BlackAmericaWeb's Jeff Johnson uses Halle Barry's custody battle to start a conversation about co-parenting — or finding ways for separated or divorced parents to cooperatively raise the children they've brought into the world.
I know that many of you heard the story yesterday about the custody battle between Halle Berry and Gabriel Aubry for their four-year-old daughter. Media reports state: "a custody evaluator — a psychologist — wrote the report after extensive interviews with the family and others. The report raised issues not about Gabriel's ability to love but to care for Nahla, in part because of personal issues. A judge will decide the custody arrangement later this month, and whether Halle gets to move to Paris with Nahla — something Gabriel opposes."
Now, before we begin to take sides, which countless numbers of people have via social media, we need to look at the bigger picture.
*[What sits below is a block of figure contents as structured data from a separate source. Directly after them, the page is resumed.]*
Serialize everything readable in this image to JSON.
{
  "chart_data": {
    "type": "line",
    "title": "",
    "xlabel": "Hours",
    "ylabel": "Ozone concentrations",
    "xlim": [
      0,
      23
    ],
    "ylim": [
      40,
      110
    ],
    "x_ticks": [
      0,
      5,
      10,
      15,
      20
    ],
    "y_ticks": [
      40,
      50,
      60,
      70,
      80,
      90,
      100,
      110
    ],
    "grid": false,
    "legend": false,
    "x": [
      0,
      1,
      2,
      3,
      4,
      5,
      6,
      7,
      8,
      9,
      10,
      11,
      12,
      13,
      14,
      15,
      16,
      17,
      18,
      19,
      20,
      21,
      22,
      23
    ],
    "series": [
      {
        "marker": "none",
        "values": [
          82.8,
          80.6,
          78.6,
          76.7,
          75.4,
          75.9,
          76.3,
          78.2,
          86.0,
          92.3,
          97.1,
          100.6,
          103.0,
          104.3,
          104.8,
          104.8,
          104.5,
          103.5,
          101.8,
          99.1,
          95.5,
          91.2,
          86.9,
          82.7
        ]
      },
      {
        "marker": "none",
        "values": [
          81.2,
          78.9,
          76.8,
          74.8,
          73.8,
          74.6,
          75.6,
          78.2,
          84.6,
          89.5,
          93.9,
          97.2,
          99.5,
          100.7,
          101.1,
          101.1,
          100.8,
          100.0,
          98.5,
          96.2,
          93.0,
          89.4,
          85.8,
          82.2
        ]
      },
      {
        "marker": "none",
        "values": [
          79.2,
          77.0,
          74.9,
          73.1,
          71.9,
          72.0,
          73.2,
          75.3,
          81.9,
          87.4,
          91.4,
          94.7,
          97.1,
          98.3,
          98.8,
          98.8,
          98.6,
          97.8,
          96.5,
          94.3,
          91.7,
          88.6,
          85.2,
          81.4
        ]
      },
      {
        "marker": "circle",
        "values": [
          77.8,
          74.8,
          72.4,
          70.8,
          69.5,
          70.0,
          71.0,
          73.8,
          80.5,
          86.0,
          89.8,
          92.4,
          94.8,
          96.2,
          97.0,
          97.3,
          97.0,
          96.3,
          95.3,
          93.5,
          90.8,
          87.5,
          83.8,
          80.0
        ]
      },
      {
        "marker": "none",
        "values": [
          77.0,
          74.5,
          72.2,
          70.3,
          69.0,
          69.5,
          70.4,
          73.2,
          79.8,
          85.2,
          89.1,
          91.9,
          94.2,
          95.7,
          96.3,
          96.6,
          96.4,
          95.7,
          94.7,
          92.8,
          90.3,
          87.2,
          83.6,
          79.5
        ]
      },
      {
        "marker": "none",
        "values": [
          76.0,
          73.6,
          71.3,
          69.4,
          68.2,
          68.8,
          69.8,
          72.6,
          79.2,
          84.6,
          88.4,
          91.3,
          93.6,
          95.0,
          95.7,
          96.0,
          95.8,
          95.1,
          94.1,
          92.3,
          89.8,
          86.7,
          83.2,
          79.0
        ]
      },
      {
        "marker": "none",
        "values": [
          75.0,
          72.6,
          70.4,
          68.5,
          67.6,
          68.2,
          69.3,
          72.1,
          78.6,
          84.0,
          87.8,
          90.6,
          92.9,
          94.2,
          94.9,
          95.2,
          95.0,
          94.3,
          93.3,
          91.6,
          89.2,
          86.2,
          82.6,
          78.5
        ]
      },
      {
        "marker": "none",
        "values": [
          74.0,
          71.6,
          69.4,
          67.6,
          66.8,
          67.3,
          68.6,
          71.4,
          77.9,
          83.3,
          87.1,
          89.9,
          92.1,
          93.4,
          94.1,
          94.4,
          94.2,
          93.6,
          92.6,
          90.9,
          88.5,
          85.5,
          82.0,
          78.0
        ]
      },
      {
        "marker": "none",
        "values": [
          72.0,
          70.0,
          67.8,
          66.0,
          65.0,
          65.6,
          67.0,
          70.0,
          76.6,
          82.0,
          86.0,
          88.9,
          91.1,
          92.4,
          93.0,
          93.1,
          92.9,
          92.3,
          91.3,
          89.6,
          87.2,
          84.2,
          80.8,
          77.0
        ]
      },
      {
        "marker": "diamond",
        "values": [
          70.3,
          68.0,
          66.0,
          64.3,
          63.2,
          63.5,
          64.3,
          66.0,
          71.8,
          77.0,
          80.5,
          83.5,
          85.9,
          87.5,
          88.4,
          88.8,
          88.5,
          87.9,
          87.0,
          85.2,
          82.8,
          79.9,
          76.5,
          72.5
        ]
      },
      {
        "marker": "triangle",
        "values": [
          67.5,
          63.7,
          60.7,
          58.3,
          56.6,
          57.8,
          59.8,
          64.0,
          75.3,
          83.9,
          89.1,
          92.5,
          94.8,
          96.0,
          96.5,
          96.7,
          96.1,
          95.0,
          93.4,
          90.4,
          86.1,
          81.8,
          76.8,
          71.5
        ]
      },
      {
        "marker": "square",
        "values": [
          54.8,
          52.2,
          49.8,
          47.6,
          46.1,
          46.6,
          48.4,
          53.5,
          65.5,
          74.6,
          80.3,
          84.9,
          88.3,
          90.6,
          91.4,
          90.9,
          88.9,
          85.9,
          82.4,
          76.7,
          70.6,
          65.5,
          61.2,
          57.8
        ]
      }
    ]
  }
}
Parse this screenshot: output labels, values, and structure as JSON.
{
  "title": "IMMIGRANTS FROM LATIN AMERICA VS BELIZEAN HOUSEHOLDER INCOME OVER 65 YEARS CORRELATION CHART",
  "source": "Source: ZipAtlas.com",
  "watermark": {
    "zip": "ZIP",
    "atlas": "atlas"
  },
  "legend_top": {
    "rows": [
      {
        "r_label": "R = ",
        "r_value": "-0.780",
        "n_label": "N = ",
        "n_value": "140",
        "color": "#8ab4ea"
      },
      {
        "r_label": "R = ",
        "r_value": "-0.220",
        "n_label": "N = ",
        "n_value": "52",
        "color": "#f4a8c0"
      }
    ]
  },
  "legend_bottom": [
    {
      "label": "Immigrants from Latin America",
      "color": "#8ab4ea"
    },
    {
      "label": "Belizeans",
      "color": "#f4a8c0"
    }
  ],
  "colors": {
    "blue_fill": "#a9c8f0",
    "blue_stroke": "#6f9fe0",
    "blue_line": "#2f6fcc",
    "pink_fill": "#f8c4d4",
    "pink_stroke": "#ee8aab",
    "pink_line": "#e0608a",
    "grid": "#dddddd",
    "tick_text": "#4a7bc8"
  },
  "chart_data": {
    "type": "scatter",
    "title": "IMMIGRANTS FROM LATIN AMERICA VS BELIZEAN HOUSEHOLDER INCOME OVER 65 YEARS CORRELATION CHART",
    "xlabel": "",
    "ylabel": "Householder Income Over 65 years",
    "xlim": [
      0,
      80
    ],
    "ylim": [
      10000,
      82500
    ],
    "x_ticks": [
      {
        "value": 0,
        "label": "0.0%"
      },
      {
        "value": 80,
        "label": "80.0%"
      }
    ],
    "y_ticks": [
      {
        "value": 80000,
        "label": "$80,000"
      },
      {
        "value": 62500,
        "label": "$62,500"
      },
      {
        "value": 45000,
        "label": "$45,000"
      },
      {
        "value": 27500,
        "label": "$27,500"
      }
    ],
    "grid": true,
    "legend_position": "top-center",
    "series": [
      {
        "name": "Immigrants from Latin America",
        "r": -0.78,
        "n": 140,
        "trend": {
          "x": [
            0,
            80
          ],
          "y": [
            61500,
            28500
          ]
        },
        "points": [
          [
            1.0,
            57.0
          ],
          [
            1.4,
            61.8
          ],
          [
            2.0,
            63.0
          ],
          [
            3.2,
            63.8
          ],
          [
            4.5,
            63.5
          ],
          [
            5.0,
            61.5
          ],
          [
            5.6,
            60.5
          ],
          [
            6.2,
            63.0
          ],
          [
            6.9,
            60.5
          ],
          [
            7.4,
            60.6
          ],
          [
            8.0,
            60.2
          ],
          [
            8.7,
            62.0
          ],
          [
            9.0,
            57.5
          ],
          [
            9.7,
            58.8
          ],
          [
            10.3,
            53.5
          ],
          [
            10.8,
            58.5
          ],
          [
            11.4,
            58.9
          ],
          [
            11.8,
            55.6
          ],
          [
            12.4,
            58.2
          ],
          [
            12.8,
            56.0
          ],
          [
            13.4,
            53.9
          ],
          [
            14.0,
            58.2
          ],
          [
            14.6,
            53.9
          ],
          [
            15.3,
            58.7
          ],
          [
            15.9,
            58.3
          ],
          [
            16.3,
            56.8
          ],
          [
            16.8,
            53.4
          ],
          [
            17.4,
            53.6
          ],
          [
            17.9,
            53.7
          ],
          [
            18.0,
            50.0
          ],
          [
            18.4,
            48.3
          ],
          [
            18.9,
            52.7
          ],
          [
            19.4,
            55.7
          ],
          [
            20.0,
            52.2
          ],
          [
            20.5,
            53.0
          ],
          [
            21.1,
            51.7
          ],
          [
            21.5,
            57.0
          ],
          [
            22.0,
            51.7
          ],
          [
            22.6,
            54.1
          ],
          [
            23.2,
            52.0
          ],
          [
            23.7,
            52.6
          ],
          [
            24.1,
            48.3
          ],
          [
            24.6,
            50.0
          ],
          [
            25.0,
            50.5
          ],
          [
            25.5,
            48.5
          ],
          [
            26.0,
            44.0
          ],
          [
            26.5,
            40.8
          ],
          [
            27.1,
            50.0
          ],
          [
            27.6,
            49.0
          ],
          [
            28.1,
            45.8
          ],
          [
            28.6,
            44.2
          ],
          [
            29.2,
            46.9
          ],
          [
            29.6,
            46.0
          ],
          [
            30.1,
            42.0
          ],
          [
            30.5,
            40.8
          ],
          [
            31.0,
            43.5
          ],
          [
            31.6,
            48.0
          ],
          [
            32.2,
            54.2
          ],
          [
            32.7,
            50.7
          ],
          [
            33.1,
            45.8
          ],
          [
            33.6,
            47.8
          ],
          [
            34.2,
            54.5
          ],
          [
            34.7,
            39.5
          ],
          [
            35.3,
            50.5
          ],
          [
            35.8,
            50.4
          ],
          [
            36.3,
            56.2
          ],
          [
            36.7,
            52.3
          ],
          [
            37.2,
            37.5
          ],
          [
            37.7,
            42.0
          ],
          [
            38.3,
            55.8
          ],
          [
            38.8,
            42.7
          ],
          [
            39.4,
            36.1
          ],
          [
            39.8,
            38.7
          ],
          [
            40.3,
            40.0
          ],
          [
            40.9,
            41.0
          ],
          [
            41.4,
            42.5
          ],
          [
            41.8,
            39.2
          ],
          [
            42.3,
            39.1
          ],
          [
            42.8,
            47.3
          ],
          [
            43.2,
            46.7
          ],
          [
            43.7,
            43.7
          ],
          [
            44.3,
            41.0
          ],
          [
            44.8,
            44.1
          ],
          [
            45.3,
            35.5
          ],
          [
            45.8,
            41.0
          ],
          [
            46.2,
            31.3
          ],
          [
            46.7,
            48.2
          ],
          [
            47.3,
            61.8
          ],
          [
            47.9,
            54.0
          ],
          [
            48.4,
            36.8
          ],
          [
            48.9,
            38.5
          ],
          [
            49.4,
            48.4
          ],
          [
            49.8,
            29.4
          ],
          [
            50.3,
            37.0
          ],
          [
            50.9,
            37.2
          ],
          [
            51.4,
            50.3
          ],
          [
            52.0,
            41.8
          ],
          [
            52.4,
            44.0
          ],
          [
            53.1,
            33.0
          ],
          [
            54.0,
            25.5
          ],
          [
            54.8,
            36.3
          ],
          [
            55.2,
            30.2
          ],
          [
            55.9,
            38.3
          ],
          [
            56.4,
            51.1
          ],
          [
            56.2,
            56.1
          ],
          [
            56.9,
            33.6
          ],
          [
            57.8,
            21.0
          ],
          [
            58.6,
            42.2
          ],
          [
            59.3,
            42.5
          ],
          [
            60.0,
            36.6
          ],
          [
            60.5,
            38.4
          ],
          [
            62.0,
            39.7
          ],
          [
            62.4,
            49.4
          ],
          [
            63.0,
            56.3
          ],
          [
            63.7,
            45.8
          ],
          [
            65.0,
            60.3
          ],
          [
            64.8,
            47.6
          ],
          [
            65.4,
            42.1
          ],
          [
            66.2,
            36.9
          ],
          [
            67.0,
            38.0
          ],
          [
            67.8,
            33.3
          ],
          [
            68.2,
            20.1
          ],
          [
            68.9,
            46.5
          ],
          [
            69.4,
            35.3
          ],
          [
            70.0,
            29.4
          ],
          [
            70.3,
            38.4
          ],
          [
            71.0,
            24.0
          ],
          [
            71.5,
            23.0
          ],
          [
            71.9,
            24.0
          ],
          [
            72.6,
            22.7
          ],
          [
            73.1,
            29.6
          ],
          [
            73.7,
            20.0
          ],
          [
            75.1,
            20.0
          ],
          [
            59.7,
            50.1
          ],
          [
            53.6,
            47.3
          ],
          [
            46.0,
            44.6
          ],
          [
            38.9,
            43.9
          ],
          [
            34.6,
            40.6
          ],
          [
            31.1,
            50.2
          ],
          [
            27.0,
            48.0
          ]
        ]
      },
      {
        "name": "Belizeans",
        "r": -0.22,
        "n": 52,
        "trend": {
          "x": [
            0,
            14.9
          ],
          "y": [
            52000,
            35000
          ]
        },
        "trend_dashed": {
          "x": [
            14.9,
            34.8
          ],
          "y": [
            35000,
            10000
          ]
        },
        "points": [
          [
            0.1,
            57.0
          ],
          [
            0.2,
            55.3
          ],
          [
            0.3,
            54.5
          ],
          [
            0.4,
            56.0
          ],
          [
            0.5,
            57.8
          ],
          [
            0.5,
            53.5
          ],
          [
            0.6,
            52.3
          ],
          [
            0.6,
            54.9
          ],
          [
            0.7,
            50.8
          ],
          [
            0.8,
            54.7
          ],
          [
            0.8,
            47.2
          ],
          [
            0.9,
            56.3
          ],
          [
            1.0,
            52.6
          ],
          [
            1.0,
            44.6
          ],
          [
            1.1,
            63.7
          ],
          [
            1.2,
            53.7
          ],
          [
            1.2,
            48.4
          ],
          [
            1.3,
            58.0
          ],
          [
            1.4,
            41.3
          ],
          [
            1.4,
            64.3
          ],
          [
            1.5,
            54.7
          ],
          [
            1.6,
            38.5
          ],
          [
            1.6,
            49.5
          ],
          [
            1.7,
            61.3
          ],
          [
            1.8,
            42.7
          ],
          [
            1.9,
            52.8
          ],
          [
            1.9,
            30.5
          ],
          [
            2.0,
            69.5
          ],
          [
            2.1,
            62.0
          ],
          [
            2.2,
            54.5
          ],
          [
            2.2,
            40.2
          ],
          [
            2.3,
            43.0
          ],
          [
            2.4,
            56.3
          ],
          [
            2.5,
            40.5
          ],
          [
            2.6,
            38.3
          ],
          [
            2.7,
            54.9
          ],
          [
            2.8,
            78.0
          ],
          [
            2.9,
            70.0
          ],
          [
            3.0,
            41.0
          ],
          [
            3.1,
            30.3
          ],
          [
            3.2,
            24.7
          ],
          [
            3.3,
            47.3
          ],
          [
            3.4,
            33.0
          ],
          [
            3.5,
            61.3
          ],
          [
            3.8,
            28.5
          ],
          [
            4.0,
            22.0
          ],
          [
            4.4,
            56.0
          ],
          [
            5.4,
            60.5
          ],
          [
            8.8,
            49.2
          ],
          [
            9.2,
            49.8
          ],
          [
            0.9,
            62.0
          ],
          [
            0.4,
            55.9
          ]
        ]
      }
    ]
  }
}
It is the very process of taking sides that is a reflection of the challenge that many of us who are trying to co-parent face daily. The challenge where one question is lifted over that of the very welfare of the children we claim to want to love and develop. That question is who is more right …
And my beloved family, so many of us are further contaminating the soil even in our well doing. I don't know the details of Halle's family, but if little Nahla is like most babies, she is not asking "who is the better parent?" She wants mommy and daddy to love her, even if they can't love each other. And so many of our kids are saying the same thing. They don't really care whose fault the divorce was, or what mommy did or didn't do for daddy. They want to be kids. And we too often as women are more concerned with not allowing him to play me again, and as men we vow not to let her get over on me. And all the while, it is our children who are hurting.